Sunday, January 16, 2011

Power of press

(bdnews24.com, December 10, 2010)

The Indian media has been shaken somewhat over the last few weeks by what could only be called “indiscreet behaviour”. Two very senior journalists — people who have been listened to, read, respected over the past so many years — are in the dock for being inappropriately involved with a matter that has reached judicial proportions, with those involved in it being indicted by opinion, the press and, to some extent, the government in India. They insist that they were only stringing along their “source” to get more information on the story that they were independently investigating, but many beg to differ on that one.

After all, being responsible journalists, responsible adults and responsible human beings, they should have known what they were doing and understood their limits. Most of all, being public figures with popular television shows and print columns to their credit, they should have realised when they were crossing that fine line between investigation and involvement, and kept the distance that is so important in such situations. But they did not.

And the media — rivals or else-wise — is working hard to generate support on the one hand and, on the other, to make it clear that this is just not done. There are no apologies forthcoming, no believable excuses for what happened, no real reasons for it to be done. And the scandal value has dwindled to almost nothingness, the breaking news that it was just last week fading off the headlines and being relegated to the inside pages of papers that have nothing else to report.

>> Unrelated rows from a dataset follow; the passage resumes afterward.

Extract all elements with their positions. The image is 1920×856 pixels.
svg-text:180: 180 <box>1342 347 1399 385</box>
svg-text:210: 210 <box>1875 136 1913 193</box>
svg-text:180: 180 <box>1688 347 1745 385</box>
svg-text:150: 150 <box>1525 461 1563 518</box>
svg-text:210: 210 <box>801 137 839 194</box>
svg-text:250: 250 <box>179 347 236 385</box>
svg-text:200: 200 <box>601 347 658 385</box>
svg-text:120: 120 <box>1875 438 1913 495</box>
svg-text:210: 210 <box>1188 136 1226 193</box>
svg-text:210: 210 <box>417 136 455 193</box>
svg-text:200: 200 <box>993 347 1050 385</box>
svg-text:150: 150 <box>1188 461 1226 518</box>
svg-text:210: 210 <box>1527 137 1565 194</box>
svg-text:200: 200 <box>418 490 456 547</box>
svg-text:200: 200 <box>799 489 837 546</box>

Why did it happen? Who knows, except for one small point that is well known but rarely accepted by those involved: the journalists had started thinking that they were truly powerful; their word, such as it was, had to be accepted without questions asked, with no terms and conditions attached, no sanity check. Why? Simply because for years they have been the voice of that same sanity; their words have been taken for Gospel, the whole truth, reliable, honest, unbiased. But, as one of the two people concerned said when he was spot lit by the media for his role in the matter, it only takes a moment of indiscretion to wipe out 30 years of solid reputation. His name, for its immediate recall value, is now ‘mud’. The same can be said of the lady involved in the fracas — her television news show is well-known and looked forward-to, her interviews hard-hitting and incisive, her face and her voice famed for their presence whenever, wherever there is news to be reported.

And now both these luminaries, winners of more awards than a single person has a right to, have a somewhat tarnished public image.

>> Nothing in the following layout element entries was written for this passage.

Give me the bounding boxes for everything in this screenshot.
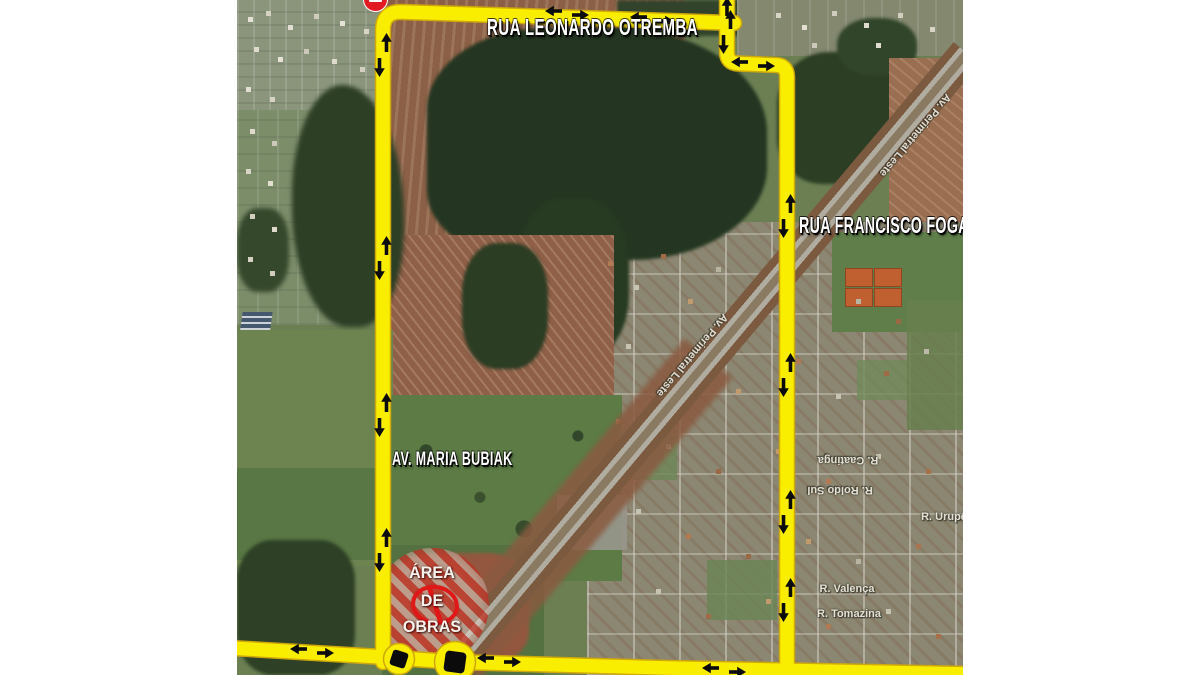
- road-label-right: RUA FRANCISCO FOGAÇA: [799, 214, 963, 237]
- street-label-tomazina: R. Tomazina: [817, 608, 881, 620]
- satellite-map: ÁREA DE OBRAS: [237, 0, 963, 675]
- two-way-arrows: [290, 0, 796, 675]
- street-label-valenca: R. Valença: [819, 583, 874, 595]
- left-white-margin: [0, 0, 237, 675]
- street-label-roldo-sul: R. Roldo Sul: [807, 484, 872, 496]
- right-white-margin: [963, 0, 1200, 675]
- street-label-caatinga: R. Caatinga: [818, 454, 879, 466]
- detour-map-screenshot: ÁREA DE OBRAS: [0, 0, 1200, 675]
- route-east: [727, 0, 787, 674]
- roundabout-island-east: [443, 650, 467, 674]
- road-label-left: AV. MARIA BUBIAK: [392, 450, 512, 469]
- road-label-top: RUA LEONARDO OTREMBA: [487, 16, 698, 39]
- route-overlay: [237, 0, 963, 675]
- route-west-and-north: [383, 12, 734, 662]
- street-label-urupe: R. Urupê: [921, 511, 963, 523]
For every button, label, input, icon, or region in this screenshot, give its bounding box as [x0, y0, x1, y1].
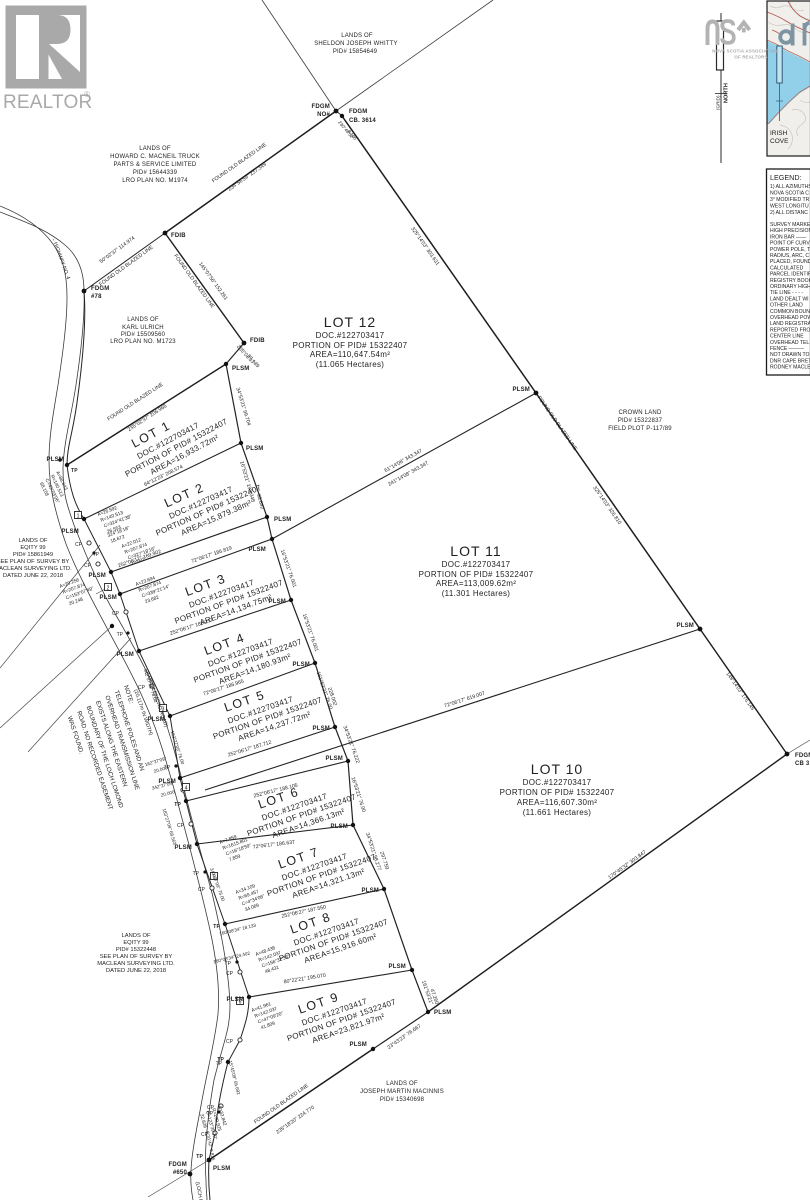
- svg-text:CB. 3614: CB. 3614: [349, 118, 376, 124]
- svg-text:WEST LONGITU: WEST LONGITU: [770, 204, 809, 210]
- svg-text:TP: TP: [225, 961, 232, 967]
- svg-text:#650: #650: [173, 1170, 188, 1176]
- svg-text:OTHER LAND: OTHER LAND: [770, 303, 803, 309]
- svg-text:NO#: NO#: [317, 112, 330, 118]
- svg-text:LANDS OF: LANDS OF: [341, 33, 373, 39]
- svg-text:ORDINARY HIGH: ORDINARY HIGH: [770, 284, 810, 290]
- svg-text:TP: TP: [196, 1154, 203, 1160]
- svg-text:DATED JUNE 22, 2018: DATED JUNE 22, 2018: [106, 968, 166, 974]
- svg-text:HOWARD C. MACNEIL TRUCK: HOWARD C. MACNEIL TRUCK: [110, 154, 200, 160]
- svg-text:SEE PLAN OF SURVEY BY: SEE PLAN OF SURVEY BY: [100, 954, 173, 960]
- svg-text:OVERHEAD POW: OVERHEAD POW: [770, 315, 810, 321]
- svg-text:FIELD PLOT P-117/89: FIELD PLOT P-117/89: [608, 426, 672, 432]
- svg-text:OVERHEAD TEL: OVERHEAD TEL: [770, 340, 809, 346]
- svg-text:PLSM: PLSM: [47, 457, 64, 463]
- svg-text:COVE: COVE: [770, 138, 789, 145]
- svg-text:KARL ULRICH: KARL ULRICH: [122, 325, 164, 331]
- svg-text:TIE LINE - - - -: TIE LINE - - - -: [770, 290, 803, 296]
- svg-text:CP: CP: [112, 611, 120, 617]
- svg-text:RODNEY MACLE: RODNEY MACLE: [770, 365, 810, 371]
- svg-text:2) ALL DISTANC: 2) ALL DISTANC: [770, 210, 808, 216]
- svg-text:PID# 15340698: PID# 15340698: [380, 1097, 425, 1103]
- svg-text:PLSM: PLSM: [89, 573, 106, 579]
- svg-text:SEE PLAN OF SURVEY BY: SEE PLAN OF SURVEY BY: [0, 559, 69, 565]
- svg-text:DNR CAPE BRET: DNR CAPE BRET: [770, 358, 810, 364]
- svg-text:RADIUS, ARC, C: RADIUS, ARC, C: [770, 253, 809, 259]
- svg-text:CB 3: CB 3: [795, 761, 810, 767]
- svg-text:CALCULATED: CALCULATED: [770, 265, 804, 271]
- svg-text:FDGM: FDGM: [795, 753, 810, 759]
- svg-text:MACLEAN SURVEYING LTD.: MACLEAN SURVEYING LTD.: [97, 961, 175, 967]
- svg-text:#78: #78: [91, 294, 102, 300]
- svg-text:PLSM: PLSM: [274, 517, 291, 523]
- svg-text:REPORTED FRO: REPORTED FRO: [770, 327, 810, 333]
- svg-text:1: 1: [77, 514, 80, 520]
- svg-text:REALTOR: REALTOR: [3, 92, 92, 113]
- svg-text:PLSM: PLSM: [313, 726, 330, 732]
- svg-text:PID# 15644339: PID# 15644339: [133, 170, 178, 176]
- svg-text:JOSEPH MARTIN MACINNIS: JOSEPH MARTIN MACINNIS: [360, 1089, 444, 1095]
- svg-text:SHELDON JOSEPH WHITTY: SHELDON JOSEPH WHITTY: [314, 41, 398, 47]
- svg-text:3° MODIFIED TR: 3° MODIFIED TR: [770, 197, 810, 203]
- svg-text:CP: CP: [177, 823, 185, 829]
- svg-text:DOC.#122703417: DOC.#122703417: [442, 560, 511, 569]
- svg-text:CP: CP: [198, 887, 206, 893]
- svg-text:LOT 10: LOT 10: [531, 761, 583, 777]
- svg-text:LAND REGISTRA: LAND REGISTRA: [770, 321, 810, 327]
- svg-text:PARTS & SERVICE LIMITED: PARTS & SERVICE LIMITED: [114, 162, 197, 168]
- svg-text:PLSM: PLSM: [249, 547, 266, 553]
- svg-text:®: ®: [84, 90, 90, 99]
- svg-text:LANDS OF: LANDS OF: [19, 538, 48, 544]
- svg-text:TP: TP: [117, 632, 124, 638]
- svg-text:TP: TP: [213, 924, 220, 930]
- svg-text:PLSM: PLSM: [434, 1010, 451, 1016]
- svg-text:PLSM: PLSM: [389, 964, 406, 970]
- svg-text:TP: TP: [174, 802, 181, 808]
- svg-text:PID# 15509560: PID# 15509560: [121, 332, 166, 338]
- svg-text:LANDS OF: LANDS OF: [122, 933, 151, 939]
- svg-text:SURVEY MARKE: SURVEY MARKE: [770, 222, 810, 228]
- svg-text:PLSM: PLSM: [227, 997, 244, 1003]
- svg-text:AREA=110,647.54m²: AREA=110,647.54m²: [310, 350, 390, 359]
- svg-text:PLSM: PLSM: [677, 623, 694, 629]
- svg-text:LANDS OF: LANDS OF: [127, 317, 159, 323]
- svg-text:LAND DEALT WI: LAND DEALT WI: [770, 296, 809, 302]
- svg-text:TP: TP: [93, 552, 100, 558]
- svg-text:PID# 15322837: PID# 15322837: [618, 418, 663, 424]
- svg-text:LRO PLAN NO. M1723: LRO PLAN NO. M1723: [110, 339, 176, 345]
- svg-text:FDIB: FDIB: [171, 233, 186, 239]
- svg-text:LOT 11: LOT 11: [450, 543, 501, 559]
- svg-text:NORTH: NORTH: [724, 83, 730, 103]
- svg-text:FDGM: FDGM: [169, 1162, 187, 1168]
- svg-text:4: 4: [185, 786, 188, 792]
- svg-text:REGISTRY BOOK: REGISTRY BOOK: [770, 278, 810, 284]
- svg-text:(11.301 Hectares): (11.301 Hectares): [442, 589, 511, 598]
- svg-text:AREA=113,009.62m²: AREA=113,009.62m²: [436, 579, 516, 588]
- svg-text:PLSM: PLSM: [62, 529, 79, 535]
- svg-text:CP: CP: [226, 1039, 234, 1045]
- svg-text:CP: CP: [75, 542, 83, 548]
- svg-text:POWER POLE, T: POWER POLE, T: [770, 247, 810, 253]
- svg-text:EQITY 99: EQITY 99: [20, 545, 45, 551]
- svg-text:CP: CP: [84, 563, 92, 569]
- svg-text:PLSM: PLSM: [175, 845, 192, 851]
- svg-text:HIGH PRECISION: HIGH PRECISION: [770, 228, 810, 234]
- svg-text:PID# 15854649: PID# 15854649: [333, 49, 378, 55]
- svg-text:CENTER LINE: CENTER LINE: [770, 334, 804, 340]
- svg-text:TP: TP: [216, 1061, 223, 1067]
- svg-text:NOVA SCOTIA ASSOCIATION: NOVA SCOTIA ASSOCIATION: [712, 49, 778, 54]
- svg-text:PLSM: PLSM: [293, 662, 310, 668]
- svg-text:PLSM: PLSM: [246, 446, 263, 452]
- svg-text:PORTION OF PID# 15322407: PORTION OF PID# 15322407: [293, 341, 408, 350]
- svg-text:NOVA SCOTIA C: NOVA SCOTIA C: [770, 191, 809, 197]
- svg-text:LANDS OF: LANDS OF: [386, 1081, 418, 1087]
- svg-text:PORTION OF PID# 15322407: PORTION OF PID# 15322407: [419, 570, 534, 579]
- svg-text:LANDS OF: LANDS OF: [139, 146, 171, 152]
- svg-text:PARCEL IDENTIF: PARCEL IDENTIF: [770, 272, 810, 278]
- svg-text:DATED JUNE 22, 2018: DATED JUNE 22, 2018: [3, 573, 63, 579]
- svg-text:COMMON BOUN: COMMON BOUN: [770, 309, 810, 315]
- svg-text:PLSM: PLSM: [362, 888, 379, 894]
- svg-text:PLSM: PLSM: [513, 387, 530, 393]
- svg-text:POINT OF CURV: POINT OF CURV: [770, 241, 810, 247]
- svg-text:TP: TP: [193, 871, 200, 877]
- svg-text:FENCE ———: FENCE ———: [770, 346, 805, 352]
- svg-text:AREA=116,607.30m²: AREA=116,607.30m²: [517, 798, 597, 807]
- svg-text:NOT DRAWN TO: NOT DRAWN TO: [770, 352, 809, 358]
- svg-text:PID# 15322448: PID# 15322448: [116, 947, 156, 953]
- svg-text:DOC.#122703417: DOC.#122703417: [316, 331, 385, 340]
- svg-text:OF REALTORS: OF REALTORS: [734, 55, 767, 60]
- svg-text:EQITY 99: EQITY 99: [123, 940, 148, 946]
- svg-text:FDGM: FDGM: [349, 109, 367, 115]
- svg-text:PLSM: PLSM: [100, 595, 117, 601]
- svg-text:1) ALL AZIMUTHS: 1) ALL AZIMUTHS: [770, 184, 810, 190]
- svg-text:LEGEND:: LEGEND:: [770, 173, 802, 182]
- svg-text:PLSM: PLSM: [350, 1042, 367, 1048]
- svg-text:IRISH: IRISH: [770, 130, 788, 137]
- svg-text:(11.661 Hectares): (11.661 Hectares): [523, 808, 592, 817]
- svg-text:DOC.#122703417: DOC.#122703417: [523, 778, 592, 787]
- svg-text:FDIB: FDIB: [250, 338, 265, 344]
- svg-text:PLSM: PLSM: [213, 1166, 230, 1172]
- svg-text:LOT 12: LOT 12: [324, 314, 376, 330]
- svg-text:PLSM: PLSM: [232, 366, 249, 372]
- svg-text:PLSM: PLSM: [117, 652, 134, 658]
- svg-text:PORTION OF PID# 15322407: PORTION OF PID# 15322407: [500, 788, 615, 797]
- svg-text:IRON BAR ——: IRON BAR ——: [770, 234, 807, 240]
- svg-text:CROWN LAND: CROWN LAND: [618, 410, 661, 416]
- svg-text:(11.065 Hectares): (11.065 Hectares): [316, 360, 385, 369]
- svg-text:LRO PLAN NO. M1974: LRO PLAN NO. M1974: [122, 178, 188, 184]
- svg-text:(GRID): (GRID): [716, 95, 721, 110]
- svg-text:TP: TP: [71, 468, 78, 474]
- svg-text:MACLEAN SURVEYING LTD.: MACLEAN SURVEYING LTD.: [0, 566, 72, 572]
- svg-text:PLSM: PLSM: [331, 824, 348, 830]
- svg-text:2: 2: [107, 586, 110, 592]
- svg-text:PLSM: PLSM: [326, 756, 343, 762]
- svg-text:FDGM: FDGM: [312, 104, 330, 110]
- svg-text:PLACED, FOUND: PLACED, FOUND: [770, 259, 810, 265]
- svg-text:CP: CP: [226, 971, 234, 977]
- svg-text:PID# 15861949: PID# 15861949: [13, 552, 53, 558]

All simply because they thought they were inviolate and all-powerful, people who could make things happen with a mere wave of a verb, conduits for a change that would normally take much longer and a lot more effort than one individual could manage to put in. Why? Because they had already tasted that heady sense of power, had already made things happen, had already influenced not just public opinion, but powerful opinion-makers too.

As senior journalists with an impressive body of work behind them, they had lobbied successfully to make change happen, be it increased privileges for the armed forces or greater protection for endangered big cats. But in trying to, as they both separately insisted, elicit information from a source as they worked to break a story that could shatter sections of the government, they overstepped their limits, blurring the lines between reporter and lobbyist, seemingly aiming to influence the flow of power rather than explore its tides and discover what the power equation actually was all about. In doing so, in getting a little too personally entangled, they have managed to not just mess with their own images, but push the entire press community into the spotlight, making almost anything that is done in the quest for a story, questionable. Responsible journalism? Perhaps not! Time for some kind of control mechanism to be implemented in journalistic research? Perhaps, yes!

In 1887 Lord Acton wrote to Bishop Creighton saying, “Power tends to corrupt, and absolute power corrupts absolutely.” A more fitting paraphrase attributed to William Pitt, British prime minister in 1766-1778 goes: “Unlimited power is apt to corrupt the minds of those who possess it.” With great power comes great responsibility — the responsibility to see that it is used with discretion, intelligence and, most of all, common sense.